In the year-earlier quarter, the growth rate was 7.9%, while it was 6.1% in January-March. A Reuters poll of economists had predicted April-June GDP would grow 6.6%, as had Japanese brokerage Nomura.
The slowdown in the first quarter of the financial year that began in April was led by manufacturing, which was hit by concern over how smoothly the GST would be implemented. The sector grew just 1.2%, compared with 10.7% in the same quarter last year, according to the government data released on Thursday.
The July 1 launch of the GST brought the replacement of over a dozen levies with one unified tax. Almost all goods and services are now subject to one of four tax rates: 5%, 12%, 18% or 28%.
India's chief statistician, T.C.A. Anant, said businesses pared down inventories in the run-up to the GST's rollout, adding that the situation would return to normal as they adopt the new taxation regime.
The agriculture, forestry and fishing sector expanded 2.3%, against 2.5% in the corresponding period last year. Growth in the financial, insurance, real estate and professional services sectors slowed to 6.4% from 9.4% a year earlier. However, trade, hotel, transport, communications and services related to broadcasting showed an 11.1% uptick, compared with 8.9% the year before.
Slowest under Modi
The 5.7% growth is the slowest since Prime Minister Narendra Modi came to power in May 2014. The previous low was 5.3%, reported in January-March 2014.
The latest numbers show that India lags behind neighboring China, which reported a growth rate of 6.9% in the June quarter, with economists saying it would be hard for Asia's third-largest economy to reach 7% growth for the full fiscal year. The Indian economy grew 7.1% in the financial year ended in March.
"It's a disappointment," Pronab Sen, former chairman of the National Statistical Commission, told the local CNBC affiliate. "The manufacturing number is a bit of a shocker," indicating that there is "serious demand compression," he said.

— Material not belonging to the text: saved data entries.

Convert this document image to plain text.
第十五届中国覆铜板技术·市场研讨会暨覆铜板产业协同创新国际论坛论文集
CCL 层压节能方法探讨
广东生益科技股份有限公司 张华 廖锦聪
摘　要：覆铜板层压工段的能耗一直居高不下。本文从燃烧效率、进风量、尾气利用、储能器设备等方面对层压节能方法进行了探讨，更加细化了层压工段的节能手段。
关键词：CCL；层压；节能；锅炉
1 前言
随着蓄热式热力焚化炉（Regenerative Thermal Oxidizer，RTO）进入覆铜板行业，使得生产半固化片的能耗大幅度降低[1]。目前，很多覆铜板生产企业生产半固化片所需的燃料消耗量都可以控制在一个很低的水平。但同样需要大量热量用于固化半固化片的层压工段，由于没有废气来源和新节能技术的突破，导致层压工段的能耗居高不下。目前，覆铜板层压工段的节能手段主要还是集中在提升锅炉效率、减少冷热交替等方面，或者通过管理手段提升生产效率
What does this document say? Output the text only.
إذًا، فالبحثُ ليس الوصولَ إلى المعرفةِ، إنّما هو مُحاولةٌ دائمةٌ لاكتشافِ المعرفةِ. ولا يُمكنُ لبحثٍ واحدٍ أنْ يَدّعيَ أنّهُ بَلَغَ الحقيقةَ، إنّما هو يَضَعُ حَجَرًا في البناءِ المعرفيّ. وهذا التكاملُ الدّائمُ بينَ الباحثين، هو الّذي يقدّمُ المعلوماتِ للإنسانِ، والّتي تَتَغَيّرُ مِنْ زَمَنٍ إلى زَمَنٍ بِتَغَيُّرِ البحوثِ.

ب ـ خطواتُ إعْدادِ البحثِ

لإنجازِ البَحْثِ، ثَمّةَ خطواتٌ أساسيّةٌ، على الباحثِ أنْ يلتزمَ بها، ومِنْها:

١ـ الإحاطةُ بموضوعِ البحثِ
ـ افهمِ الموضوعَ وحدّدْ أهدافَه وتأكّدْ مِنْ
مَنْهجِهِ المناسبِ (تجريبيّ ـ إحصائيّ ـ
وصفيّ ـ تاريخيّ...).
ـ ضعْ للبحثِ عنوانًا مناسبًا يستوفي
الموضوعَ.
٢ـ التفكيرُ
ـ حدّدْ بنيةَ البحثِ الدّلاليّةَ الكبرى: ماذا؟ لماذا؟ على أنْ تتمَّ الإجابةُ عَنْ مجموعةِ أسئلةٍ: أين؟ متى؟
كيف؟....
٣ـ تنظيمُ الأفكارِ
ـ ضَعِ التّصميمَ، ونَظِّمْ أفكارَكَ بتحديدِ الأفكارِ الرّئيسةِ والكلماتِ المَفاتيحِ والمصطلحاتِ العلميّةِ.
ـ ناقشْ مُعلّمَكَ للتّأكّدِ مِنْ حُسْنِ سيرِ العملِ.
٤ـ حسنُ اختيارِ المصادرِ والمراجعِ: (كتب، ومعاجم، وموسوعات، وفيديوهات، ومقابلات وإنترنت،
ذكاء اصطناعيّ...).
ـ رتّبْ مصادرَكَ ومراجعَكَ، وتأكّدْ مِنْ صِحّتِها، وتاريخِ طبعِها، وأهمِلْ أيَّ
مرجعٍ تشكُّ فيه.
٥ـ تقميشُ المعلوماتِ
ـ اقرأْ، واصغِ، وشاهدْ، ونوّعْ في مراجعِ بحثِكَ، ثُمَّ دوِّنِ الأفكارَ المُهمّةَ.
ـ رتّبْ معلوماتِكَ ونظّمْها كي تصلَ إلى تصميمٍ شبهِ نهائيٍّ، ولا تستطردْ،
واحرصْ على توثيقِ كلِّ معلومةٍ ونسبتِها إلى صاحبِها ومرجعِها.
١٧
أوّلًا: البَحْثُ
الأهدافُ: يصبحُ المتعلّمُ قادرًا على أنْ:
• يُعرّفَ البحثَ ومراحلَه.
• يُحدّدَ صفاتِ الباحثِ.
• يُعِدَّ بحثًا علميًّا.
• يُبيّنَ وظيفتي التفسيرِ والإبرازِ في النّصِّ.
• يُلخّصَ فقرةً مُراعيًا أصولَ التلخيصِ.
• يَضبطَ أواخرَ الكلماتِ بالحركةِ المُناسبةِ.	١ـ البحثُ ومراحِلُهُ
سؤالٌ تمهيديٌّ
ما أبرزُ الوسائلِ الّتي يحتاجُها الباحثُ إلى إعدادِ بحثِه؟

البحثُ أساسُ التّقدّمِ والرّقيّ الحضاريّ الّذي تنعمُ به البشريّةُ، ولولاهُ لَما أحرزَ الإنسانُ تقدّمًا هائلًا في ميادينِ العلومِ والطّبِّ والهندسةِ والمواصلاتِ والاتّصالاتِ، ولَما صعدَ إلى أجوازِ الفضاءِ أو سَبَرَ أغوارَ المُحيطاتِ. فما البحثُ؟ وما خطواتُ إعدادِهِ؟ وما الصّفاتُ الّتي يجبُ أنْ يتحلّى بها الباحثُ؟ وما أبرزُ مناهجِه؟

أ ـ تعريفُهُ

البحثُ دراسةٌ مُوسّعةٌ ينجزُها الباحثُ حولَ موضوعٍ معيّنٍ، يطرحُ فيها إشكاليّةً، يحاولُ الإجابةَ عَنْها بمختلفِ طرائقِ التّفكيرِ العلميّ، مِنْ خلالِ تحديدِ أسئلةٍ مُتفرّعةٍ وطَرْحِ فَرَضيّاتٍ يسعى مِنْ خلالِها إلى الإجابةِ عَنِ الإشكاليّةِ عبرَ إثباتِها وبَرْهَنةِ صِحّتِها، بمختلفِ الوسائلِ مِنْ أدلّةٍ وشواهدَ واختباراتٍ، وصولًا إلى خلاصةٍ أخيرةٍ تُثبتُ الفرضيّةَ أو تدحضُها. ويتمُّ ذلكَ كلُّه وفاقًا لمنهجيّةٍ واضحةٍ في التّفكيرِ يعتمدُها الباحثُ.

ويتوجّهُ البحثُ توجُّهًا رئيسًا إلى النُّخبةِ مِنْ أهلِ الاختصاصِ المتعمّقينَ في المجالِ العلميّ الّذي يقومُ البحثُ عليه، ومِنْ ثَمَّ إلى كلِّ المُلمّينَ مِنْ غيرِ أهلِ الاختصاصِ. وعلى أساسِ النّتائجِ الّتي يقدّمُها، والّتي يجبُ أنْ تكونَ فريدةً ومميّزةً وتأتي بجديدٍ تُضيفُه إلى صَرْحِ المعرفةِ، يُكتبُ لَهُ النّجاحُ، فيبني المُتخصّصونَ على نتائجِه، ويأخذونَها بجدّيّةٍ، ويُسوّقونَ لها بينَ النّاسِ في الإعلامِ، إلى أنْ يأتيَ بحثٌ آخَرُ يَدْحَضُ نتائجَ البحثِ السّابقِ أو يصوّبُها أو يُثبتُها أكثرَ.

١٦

The lower-than-expected agriculture number also shows the effects of demonetization despite favorable weather conditions, Sen said, adding that full-year GDP expansion could now fall short of 6.3%.
Last Nov. 8, Modi banned 500 rupee and 1,000 rupee notes in a sudden move to curb "black money," or untaxed wealth, corruption and counterfeit currency. The drastic step withdrew some 15.4 trillion rupees from the cash-heavy economy, disrupting business activity.
Capital Economics, a macroeconomic research agency that had predicted 6.5% growth, said the slowdown in the June quarter was "a surprise."
"When the economy slowed in [January-March] this was widely attributed to the impact of the demonetization that was announced late last year," it said, adding that it and most others had thought the headwind would have eased.